No segundo e último dia da visita (10/9), os parlamentares brasileiros se encontraram com seus pares americanos e visitaram o Capitólio, sede do Congresso americano. No café da manhã, representantes do Brazil Caucus, espécie de Frente Parlamentar Estados Unidos – Brasil, falaram da importância da relação dos Congressos para empurrar alguns assuntos importantes na agenda bilateral. Nunes também faz parte desse grupo.

Uma difícil conversa no Departamento de Estado

Quando a comitiva visitou o Departamento de Estado (DoS, na sigla em inglês), o clima não foi dos mais cordiais, em função do episódio da espionagem americana. O vice-secretário adjunto do DoS, Kevin Whittaker, adotou um tom conciliatório para dialogar com os políticos brasileiros.

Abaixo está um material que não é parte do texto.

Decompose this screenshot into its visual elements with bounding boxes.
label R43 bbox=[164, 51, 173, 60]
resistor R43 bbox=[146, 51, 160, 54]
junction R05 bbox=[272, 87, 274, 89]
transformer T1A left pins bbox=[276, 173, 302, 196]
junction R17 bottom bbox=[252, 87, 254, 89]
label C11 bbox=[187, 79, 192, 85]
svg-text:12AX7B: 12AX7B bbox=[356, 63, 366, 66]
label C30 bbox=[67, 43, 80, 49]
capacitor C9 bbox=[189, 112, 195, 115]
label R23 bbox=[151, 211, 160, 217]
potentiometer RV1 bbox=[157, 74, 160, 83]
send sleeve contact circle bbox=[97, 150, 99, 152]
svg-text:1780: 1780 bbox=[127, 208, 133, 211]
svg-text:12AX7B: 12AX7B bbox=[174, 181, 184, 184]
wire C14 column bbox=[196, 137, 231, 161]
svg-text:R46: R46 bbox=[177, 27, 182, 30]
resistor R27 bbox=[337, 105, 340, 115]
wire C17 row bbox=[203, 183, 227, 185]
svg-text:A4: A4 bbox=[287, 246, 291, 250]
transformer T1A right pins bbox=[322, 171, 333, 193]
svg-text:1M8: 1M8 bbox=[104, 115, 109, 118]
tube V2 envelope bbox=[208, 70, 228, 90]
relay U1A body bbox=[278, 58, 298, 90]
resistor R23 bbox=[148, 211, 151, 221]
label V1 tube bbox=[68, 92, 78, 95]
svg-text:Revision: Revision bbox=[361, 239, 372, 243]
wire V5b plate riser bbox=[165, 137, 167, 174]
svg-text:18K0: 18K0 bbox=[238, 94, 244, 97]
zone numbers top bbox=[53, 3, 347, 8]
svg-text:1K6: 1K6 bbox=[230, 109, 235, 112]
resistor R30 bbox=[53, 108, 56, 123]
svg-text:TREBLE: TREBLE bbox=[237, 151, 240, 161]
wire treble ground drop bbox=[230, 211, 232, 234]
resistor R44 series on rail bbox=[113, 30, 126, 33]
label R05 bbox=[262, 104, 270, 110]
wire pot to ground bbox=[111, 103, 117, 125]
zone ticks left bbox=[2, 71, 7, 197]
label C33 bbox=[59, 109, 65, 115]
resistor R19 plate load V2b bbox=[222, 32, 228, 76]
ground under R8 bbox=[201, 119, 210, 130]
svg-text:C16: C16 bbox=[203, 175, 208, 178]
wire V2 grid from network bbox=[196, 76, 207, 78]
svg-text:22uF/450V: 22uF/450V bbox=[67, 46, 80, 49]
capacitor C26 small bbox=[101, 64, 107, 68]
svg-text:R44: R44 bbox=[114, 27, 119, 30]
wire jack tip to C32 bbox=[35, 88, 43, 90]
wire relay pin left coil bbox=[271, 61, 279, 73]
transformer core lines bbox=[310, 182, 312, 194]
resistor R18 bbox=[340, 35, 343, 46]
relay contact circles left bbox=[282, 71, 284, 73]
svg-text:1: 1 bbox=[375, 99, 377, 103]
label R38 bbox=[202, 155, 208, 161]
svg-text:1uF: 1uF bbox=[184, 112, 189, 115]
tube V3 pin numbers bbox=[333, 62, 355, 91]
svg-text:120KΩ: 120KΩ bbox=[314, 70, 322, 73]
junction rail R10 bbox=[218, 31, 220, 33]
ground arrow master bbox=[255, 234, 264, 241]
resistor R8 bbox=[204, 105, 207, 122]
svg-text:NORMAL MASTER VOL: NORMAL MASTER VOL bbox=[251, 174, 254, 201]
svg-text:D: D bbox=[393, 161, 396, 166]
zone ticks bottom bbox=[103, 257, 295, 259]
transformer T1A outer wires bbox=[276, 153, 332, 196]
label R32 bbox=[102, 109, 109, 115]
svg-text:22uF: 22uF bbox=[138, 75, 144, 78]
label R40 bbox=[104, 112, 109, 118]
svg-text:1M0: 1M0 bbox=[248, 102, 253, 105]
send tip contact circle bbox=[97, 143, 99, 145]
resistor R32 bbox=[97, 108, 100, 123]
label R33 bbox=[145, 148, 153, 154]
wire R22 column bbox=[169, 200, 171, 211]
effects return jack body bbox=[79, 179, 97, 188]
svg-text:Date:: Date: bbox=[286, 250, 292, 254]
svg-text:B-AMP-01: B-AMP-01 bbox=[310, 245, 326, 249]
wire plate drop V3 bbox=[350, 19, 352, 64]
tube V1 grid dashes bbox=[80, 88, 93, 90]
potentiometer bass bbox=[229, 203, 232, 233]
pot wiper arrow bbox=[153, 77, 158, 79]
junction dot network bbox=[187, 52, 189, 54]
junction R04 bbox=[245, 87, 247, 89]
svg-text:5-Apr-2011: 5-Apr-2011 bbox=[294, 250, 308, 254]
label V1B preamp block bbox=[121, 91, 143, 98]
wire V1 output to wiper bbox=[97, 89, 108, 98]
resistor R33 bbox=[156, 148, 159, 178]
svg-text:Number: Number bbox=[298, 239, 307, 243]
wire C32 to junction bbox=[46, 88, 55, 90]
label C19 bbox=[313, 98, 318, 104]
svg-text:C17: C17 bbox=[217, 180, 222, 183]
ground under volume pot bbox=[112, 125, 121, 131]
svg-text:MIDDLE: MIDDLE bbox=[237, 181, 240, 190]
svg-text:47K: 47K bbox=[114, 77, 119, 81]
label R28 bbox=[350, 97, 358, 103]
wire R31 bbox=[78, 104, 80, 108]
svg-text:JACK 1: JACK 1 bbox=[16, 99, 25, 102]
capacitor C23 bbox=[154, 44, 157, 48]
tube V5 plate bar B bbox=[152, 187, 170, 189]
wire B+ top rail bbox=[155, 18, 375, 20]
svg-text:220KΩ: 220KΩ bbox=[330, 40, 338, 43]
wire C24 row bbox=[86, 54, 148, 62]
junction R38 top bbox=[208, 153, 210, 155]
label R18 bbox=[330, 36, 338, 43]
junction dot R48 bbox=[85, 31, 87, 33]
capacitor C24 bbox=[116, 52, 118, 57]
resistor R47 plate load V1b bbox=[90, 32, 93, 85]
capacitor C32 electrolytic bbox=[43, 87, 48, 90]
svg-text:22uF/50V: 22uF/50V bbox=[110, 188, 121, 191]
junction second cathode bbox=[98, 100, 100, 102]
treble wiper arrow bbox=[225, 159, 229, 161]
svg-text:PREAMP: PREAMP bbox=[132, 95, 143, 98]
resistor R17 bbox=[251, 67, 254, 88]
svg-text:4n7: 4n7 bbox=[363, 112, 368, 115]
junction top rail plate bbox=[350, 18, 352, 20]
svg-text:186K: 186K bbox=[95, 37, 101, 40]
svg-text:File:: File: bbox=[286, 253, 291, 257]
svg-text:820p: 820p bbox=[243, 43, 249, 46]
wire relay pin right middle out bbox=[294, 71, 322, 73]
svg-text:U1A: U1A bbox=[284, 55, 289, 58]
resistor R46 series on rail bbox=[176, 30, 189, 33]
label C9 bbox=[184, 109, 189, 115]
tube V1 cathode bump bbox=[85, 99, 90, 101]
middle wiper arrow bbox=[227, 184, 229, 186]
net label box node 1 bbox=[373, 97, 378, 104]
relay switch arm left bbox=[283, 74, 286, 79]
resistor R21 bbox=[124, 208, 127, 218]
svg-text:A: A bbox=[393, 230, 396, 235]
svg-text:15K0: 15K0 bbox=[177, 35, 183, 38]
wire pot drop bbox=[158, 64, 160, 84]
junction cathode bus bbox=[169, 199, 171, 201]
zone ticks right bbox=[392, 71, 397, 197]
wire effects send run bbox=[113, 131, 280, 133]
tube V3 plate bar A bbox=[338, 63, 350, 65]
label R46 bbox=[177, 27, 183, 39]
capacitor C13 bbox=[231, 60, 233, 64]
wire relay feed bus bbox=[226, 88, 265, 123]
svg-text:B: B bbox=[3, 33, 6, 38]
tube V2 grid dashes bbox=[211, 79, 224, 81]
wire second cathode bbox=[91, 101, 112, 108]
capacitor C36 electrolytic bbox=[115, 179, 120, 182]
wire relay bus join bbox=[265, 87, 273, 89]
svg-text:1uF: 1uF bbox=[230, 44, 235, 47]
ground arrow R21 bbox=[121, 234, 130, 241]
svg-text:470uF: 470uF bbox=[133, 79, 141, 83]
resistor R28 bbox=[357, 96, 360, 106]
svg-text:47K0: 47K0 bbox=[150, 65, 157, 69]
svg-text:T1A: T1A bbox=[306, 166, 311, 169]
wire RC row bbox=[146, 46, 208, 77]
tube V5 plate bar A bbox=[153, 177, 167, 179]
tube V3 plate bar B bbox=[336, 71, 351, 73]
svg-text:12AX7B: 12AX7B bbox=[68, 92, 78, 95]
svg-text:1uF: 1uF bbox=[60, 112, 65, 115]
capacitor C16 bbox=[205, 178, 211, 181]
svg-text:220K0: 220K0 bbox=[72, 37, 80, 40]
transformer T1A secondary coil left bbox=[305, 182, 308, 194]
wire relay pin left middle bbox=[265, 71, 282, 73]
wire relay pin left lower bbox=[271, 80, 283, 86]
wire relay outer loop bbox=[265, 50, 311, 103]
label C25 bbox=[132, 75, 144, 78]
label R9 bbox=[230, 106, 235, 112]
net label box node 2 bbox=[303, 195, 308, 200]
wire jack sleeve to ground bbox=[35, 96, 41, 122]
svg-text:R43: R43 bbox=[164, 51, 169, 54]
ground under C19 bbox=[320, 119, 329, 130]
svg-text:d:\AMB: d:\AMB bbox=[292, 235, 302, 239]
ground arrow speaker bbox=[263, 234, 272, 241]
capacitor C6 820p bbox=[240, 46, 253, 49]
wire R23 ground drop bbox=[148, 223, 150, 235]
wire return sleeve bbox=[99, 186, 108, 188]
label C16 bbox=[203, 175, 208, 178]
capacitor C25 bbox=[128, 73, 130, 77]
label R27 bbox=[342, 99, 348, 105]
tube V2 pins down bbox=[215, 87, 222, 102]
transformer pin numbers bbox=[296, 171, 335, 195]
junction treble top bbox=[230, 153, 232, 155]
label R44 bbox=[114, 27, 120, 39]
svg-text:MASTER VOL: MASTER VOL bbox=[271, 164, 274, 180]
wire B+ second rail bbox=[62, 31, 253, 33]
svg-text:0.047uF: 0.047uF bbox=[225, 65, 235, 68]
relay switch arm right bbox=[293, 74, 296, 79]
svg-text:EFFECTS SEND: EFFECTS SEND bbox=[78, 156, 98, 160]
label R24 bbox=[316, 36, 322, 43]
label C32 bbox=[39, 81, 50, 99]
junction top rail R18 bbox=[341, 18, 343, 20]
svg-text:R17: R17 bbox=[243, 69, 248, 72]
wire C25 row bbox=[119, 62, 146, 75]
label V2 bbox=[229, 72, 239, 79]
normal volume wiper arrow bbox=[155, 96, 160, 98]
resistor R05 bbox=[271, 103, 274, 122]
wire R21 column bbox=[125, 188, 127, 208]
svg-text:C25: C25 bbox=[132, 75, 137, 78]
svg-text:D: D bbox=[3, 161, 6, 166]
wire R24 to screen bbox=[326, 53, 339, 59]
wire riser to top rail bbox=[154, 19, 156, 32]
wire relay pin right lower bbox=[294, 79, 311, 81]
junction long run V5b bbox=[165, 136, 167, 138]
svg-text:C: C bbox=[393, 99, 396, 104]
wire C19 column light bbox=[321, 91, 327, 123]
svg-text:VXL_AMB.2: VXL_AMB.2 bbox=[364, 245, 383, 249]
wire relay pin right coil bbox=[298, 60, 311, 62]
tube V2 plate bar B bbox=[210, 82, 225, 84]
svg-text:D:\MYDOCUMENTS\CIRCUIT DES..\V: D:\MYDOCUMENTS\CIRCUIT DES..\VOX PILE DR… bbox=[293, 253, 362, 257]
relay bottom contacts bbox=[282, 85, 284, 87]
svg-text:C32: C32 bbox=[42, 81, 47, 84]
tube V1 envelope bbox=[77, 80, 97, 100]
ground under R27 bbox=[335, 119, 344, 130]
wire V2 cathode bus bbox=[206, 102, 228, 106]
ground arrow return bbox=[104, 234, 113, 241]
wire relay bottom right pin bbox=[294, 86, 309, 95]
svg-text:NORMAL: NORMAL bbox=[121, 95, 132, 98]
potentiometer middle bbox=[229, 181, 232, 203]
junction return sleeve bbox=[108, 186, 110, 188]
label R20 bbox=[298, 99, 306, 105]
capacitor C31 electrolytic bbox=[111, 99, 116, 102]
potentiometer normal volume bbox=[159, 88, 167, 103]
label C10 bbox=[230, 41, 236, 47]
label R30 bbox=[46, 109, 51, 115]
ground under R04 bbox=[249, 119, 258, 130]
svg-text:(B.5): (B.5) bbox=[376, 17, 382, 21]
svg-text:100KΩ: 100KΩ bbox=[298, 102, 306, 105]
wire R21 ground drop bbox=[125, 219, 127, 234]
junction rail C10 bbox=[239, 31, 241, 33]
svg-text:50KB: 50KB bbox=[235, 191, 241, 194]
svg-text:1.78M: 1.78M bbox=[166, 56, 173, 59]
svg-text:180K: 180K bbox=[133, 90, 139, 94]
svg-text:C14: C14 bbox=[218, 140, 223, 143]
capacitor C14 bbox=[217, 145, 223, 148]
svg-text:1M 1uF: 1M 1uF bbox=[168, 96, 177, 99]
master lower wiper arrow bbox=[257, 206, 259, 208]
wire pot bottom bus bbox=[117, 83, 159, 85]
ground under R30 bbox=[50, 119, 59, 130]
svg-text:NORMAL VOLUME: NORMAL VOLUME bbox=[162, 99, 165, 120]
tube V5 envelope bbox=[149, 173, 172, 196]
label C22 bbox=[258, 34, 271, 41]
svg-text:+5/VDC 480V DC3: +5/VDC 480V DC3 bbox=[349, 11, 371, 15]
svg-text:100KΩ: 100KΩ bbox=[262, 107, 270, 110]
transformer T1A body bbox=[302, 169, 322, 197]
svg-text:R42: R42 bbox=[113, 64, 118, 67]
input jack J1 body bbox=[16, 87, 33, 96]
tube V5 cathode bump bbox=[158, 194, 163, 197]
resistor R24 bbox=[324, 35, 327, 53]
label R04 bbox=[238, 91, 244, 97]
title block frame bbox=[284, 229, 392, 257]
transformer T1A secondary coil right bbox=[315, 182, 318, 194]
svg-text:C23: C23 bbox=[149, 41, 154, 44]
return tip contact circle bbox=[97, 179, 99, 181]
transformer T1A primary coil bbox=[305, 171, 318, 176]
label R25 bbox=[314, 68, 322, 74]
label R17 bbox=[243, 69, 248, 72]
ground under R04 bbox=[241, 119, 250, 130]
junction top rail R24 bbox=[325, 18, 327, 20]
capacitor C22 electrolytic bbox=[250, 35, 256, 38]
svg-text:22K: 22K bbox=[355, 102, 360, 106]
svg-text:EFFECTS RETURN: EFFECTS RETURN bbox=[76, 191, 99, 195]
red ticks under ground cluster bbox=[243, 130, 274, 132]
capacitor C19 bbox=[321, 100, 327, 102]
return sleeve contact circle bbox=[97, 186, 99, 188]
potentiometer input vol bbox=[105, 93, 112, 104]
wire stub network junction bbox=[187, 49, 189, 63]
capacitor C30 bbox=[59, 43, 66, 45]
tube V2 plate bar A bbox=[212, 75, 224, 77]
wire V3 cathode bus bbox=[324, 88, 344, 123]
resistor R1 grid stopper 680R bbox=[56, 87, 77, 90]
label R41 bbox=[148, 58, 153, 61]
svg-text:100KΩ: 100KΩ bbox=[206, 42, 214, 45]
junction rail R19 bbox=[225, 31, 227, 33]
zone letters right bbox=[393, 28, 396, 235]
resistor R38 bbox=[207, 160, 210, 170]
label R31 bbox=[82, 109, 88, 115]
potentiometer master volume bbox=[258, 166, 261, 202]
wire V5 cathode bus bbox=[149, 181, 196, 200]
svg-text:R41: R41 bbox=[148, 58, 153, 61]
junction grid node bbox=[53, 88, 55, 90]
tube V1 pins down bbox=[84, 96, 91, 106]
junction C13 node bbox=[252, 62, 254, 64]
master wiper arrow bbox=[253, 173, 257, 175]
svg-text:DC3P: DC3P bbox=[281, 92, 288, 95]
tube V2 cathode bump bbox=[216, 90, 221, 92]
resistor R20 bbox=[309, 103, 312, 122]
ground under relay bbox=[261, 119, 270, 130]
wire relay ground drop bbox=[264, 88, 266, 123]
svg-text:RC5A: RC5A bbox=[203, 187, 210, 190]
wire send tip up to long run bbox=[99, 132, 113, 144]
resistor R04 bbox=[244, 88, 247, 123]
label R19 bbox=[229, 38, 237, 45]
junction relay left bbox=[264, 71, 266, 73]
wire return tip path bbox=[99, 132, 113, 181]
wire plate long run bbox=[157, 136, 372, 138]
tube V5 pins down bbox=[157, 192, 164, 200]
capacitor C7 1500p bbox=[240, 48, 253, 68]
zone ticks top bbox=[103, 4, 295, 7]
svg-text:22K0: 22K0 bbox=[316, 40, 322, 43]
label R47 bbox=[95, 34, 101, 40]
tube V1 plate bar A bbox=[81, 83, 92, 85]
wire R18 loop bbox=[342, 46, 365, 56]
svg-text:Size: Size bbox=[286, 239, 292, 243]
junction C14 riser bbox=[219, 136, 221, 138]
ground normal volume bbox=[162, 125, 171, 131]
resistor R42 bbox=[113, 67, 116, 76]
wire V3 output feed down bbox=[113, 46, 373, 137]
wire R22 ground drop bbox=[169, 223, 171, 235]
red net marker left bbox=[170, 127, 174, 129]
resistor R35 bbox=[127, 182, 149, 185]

Whittaker admitiu que seu país pratica atos de espionagem apenas com o intuito de se defenderem de ameaças externas, e ao mesmo tempo reconheceu a importância da relação com o Brasil. O secretário, no entanto, refutou que seu país faça espionagem com objetivos comerciais, e reiterou que o Brasil não é o alvo principal das escutas do governo americano.

Encontro com Debbie Stabenow

O último compromisso oficial da missão parlamentar foi o encontro com a senadora democrata Debbie Stabenow, uma das políticas mais influentes do Congresso americano. Ela reservou parte do tempo de sua agenda para receber a missão brasileira, e se disse empenhada em construir uma relação bilateral mais consistente.

O encontro foi rápido, pois os políticos americanos estavam envolvidos com a votação a respeito de um possível ataque à Síria. A congressista esteve no Brasil há pouco mais de um mês, para discutir com seus pares brasileiros a Lei Agrícola de seu país, e projetos conjuntos para modernizar a infraestrutura logística.

De acordo com MichelleTchernobilsky, gerente de relações governamentais da Amcham, a congressista se disse otimista em relação à manutenção do acordo de repasse de recursos ao Instituto Brasileiro do Algodão na Lei Agrícola que deve ser votada até o fim do ano. A comitiva brasileira saiu do encontro favoravelmente impressionada, avalia Michelle. Para ela, o mais importante da visita foi o de dar visibilidade mútua ao trabalho de ambos os congressos.